Another multi-billion project, Cornubia, is a mixed-use and mixed income development spanning over 20 years and will the home of the next major industrial area in the north of Durban. The 1,200 hectare development will provide 240 ha of industrial and commercial space. This is a key industrial area with linkages to the new international airport. It will also comprise fully subsidised low-to-middle income houses.
The old airport site represents 300 hectares of developable land and a dugout port is being considered. This would greatly assist the Port of Durban to meet the growth in containerised traffic.
The outlook for tourism is also brighter given the trends of recent months. There has been improved sentiment about inflation; however this has been affected by the recent announcement of the increases in the cost of electricity.

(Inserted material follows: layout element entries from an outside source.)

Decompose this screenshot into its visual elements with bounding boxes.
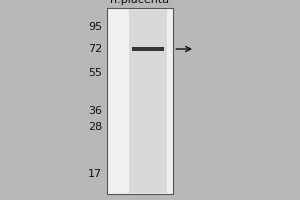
Text: 95: 95 [88, 22, 102, 32]
Text: 17: 17 [88, 169, 102, 179]
Bar [129, 9, 166, 193]
Bar [106, 8, 172, 194]
Bar [132, 47, 164, 51]
Text: 28: 28 [88, 122, 102, 132]
Text: 55: 55 [88, 68, 102, 78]
Text: h.placenta: h.placenta [110, 0, 169, 5]
Text: 72: 72 [88, 44, 102, 54]
Text: 36: 36 [88, 106, 102, 116]
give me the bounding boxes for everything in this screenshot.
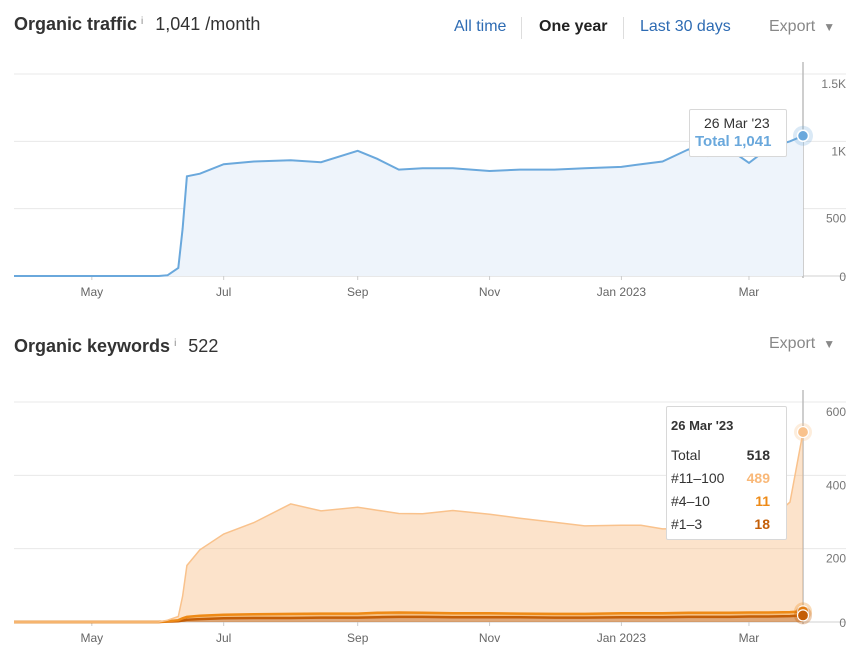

The challenge locally would be to get the correct kind of industry-led growth, investment and job creation as the national government's target of 7% per year may not necessarily help to reduce unemployment. In the past there was economic growth but a decline in productive capacity, so it is crucial that the right sectors are targeted.
It is incumbent on all of us to find ways, in which we grow the economy, create jobs and ensure that we have food security, healthier people and a safer city.